Ante la cara de extrañeza de Leandro se vio obligado a completar la frase, mujeres... Leandro alzó los hombros y sonrió. A Jacqueline la tengo enfermizamente encima. Oye, si un día necesitas la casa no tienes más que pedirlo, el portero tiene llaves y es de toda confianza, como si quieres venirte a tocar el piano, aunque supongo que tienes cosas más interesantes que hacer, y soltó una carcajada como un latigazo cómplice.

O sea que si quieres impresionar a algún ligue no dejes de decírmelo, eh. Hablamos con Casiano, el portero, su padre ya era portero de esta finca, imagínate, es como un cargo hereditario, ¿no te parece triste? Es un tipo muy discreto.

Joaquín no tenía hijos. La forma de relacionarse con sus esposas siempre le había convertido en el objeto de los cuidados.
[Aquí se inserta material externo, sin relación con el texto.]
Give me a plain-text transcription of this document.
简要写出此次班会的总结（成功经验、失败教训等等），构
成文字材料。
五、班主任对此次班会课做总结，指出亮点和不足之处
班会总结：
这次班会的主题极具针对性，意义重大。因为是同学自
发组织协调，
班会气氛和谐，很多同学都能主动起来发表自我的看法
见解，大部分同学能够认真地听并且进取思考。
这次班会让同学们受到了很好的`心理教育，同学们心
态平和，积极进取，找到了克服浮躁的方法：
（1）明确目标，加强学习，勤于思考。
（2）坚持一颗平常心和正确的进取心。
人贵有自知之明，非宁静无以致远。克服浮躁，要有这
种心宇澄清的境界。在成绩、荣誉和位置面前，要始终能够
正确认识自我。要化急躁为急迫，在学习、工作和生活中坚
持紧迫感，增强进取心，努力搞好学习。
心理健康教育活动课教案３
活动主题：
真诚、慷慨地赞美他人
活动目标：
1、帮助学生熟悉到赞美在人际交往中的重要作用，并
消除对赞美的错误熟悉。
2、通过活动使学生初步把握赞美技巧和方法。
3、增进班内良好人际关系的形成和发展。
Era hijo y marido de unas mujeres que aceptaban el papel de madres, amantes y secretarias a partes iguales. En la larga hora que estuvieron juntos a solas, ella le telefoneó en dos ocasiones para recordarle su siguiente cita y alguna otra nimiedad.

Bajaron a la calle en el ascensor conservado con esmero. Era un portal del viejo Madrid, construido en ese rato en que la ciudad aspiró a ser París. El portero aguardaba sentado en su cabina, la radio escupía cuñas publicitarias. Casiano, le presento a mi amigo Leandro, amigo de la infancia. Es también pianista. El hombre saludó con ojos humildes. En la calle, Joaquín parecía divertido por el personaje. Le explicó a Leandro que el portero tenía un hijo en la cárcel por pertenecer a un partido nazi y haber participado en el asesinato de un aficionado de un equipo vasco de fútbol. Y de pronto, con una humareda de su puro, cambió de conversación. ¿Aún '64as clases de piano? Algún alumno tengo.

En el bar del Wellington el pianista avistó a Joaquín y tardó un segundo en dedicarle con una sonrisa los acordes de un Falla ejecutado con torpeza y mal gusto. ¿Te acuerdas cuando don Alonso nos decía siga usted así y acabará de pianista en un hotel? Ahí lo tienes. En una mesa esperaba sentado un joven inquieto, con una bolsa casi escolar apoyada en el suelo enmoquetado. El chico del que te hablé, mi biógrafo, como dices tú. Se sentaron alrededor y Joaquín anunció que iba a cometer la excentricidad de pedirse un whisky antes del mediodía. Como los que tenéis que hablar sois vosotros...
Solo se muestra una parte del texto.